MIT OCW

18.02 Multivariable Calculus

Lagrange Multiplier

We've known the method to maximize or minimize a multivariable function, but what happens if there are some constraint? The critical point usually does not fulfill the constraint, so we have to maximize or minimize in another way.

Introduction

e.g. Find the closest point to origin on $xy=3$.
Idea We are going to minimize $f(x,y)=x^2+y^2$ subject to $xy=3$. These are the level surfaces of $f(x,y)$ and $g(x,y)=xy=3$.

When the level surface $f(x,y)=c$ becomes smaller and smaller, until it has no intersection with the $xy=3$, then we have almost achieved the goal. We can find that at the maximum or minimum $f_0$, the level surface $f(x,y)=f_0$ is tangent to the level surface $g(x,y)=3$.

It means that the gradient at $f(x,y)$ is parallel to $g(x,y)$, namely, $\nabla f=\lambda\nabla g$, where $\lambda$ is an unknown. So, we have such system of equations \left\{\begin{aligned}2x=\lambda y\\2y=\lambda x\\xy=3\end{aligned}\right., and we get the point is $(\sqrt3,\sqrt3)$ or $(-\sqrt3,-\sqrt3)$.

Lagrange Multiplier

Now we conclude the method, given a function $f(x,y)$ and a constraint $g(x,y)=c$, then to maximize or minimize the function, we need to solve the system of equations \left\{\begin{aligned}\frac{\partial f}{\partial x}&=\lambda\frac{\partial g}{\partial x}\\\frac{\partial f}{\partial y}&=\lambda\frac{\partial g}{\partial y}\\g(x,y)&=c\end{aligned}\right..

Geometry

Why it is correct? If there is no constraint $g(x,y)=c$, we just solve $f_x=f_y=0$, and it means when we move on a horizontal surface near the point, the function doesn't change.
Now we have a constraint, similarly, we just find a point where we move along the constraint surface that the function doesn't change too. So $\nabla_{\hat\mathbf{u}}f=0$, where $\hat\mathbf{u}$ is any direction on the constraint surface, in other words, $\nabla f\cdot\hat\mathbf{u}=0$. Since the gradient $\nabla g$ is also normal to the constraint surface, we have $\nabla f\parallel\nabla g$.

Application

e.g. Find a best solution to minimizing the surface area of a pyramid with a given triangular base $a_1,a_2,a_3$ and a given height $h$.
Solution We can plot the pyramid in $xy$ plane.

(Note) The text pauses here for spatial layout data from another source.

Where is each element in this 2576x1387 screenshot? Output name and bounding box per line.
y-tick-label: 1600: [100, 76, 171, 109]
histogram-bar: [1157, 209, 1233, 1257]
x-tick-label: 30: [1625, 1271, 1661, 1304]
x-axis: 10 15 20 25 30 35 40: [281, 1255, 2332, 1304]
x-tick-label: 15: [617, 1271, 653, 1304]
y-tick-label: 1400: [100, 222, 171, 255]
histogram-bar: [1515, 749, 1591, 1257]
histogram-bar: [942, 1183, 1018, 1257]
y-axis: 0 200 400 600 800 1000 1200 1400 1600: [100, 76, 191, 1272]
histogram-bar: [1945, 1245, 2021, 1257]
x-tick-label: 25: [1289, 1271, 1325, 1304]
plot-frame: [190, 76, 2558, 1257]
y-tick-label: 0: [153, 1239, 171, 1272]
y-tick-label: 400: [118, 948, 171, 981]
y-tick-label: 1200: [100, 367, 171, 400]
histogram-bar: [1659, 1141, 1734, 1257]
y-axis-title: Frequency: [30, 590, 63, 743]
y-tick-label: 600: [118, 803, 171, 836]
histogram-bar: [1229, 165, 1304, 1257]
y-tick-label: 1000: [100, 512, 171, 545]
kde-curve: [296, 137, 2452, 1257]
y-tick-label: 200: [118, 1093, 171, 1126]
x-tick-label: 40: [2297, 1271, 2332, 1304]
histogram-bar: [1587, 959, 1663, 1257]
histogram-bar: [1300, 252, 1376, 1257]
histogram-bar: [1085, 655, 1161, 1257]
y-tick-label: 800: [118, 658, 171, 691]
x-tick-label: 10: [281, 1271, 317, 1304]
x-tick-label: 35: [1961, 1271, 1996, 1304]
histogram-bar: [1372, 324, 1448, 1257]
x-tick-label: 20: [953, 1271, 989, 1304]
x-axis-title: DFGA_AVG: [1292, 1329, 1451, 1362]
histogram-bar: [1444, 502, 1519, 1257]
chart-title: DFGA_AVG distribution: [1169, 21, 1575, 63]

And it looks like the following in 3D space.

To determine the position of the vertex $D$ more easily, we project the vertex on the $xy$ plane.

And take the distance from the projection to three sides $a_1,a_2,a_3$ as $d_1,d_2,d_3$, and we can express the surface area $S$ and the base area $A$: \begin{aligned}S=\frac12a_1\sqrt{d_1^2+h^2}+\frac12a_2\sqrt{d_2^2+h^2}+\frac12a_3\sqrt{d_3^2+h^2}\\A=\frac12a_1d_1+\frac12a_2d_2+\frac12a_3d_3\end{aligned}.
And apply the Lagrange Multiplier \left\{\begin{aligned}\frac{\partial S}{\partial d_1}=\lambda\frac{\partial A}{\partial d_1}\\\frac{\partial S}{\partial d_2}=\lambda\frac{\partial A}{\partial d_2}\\\frac{\partial S}{\partial d_3}=\lambda\frac{\partial A}{\partial d_3}\end{aligned}\right., and found that $d_1=d_2=d_3$, so the vertex is just above the incenter of the triangular base.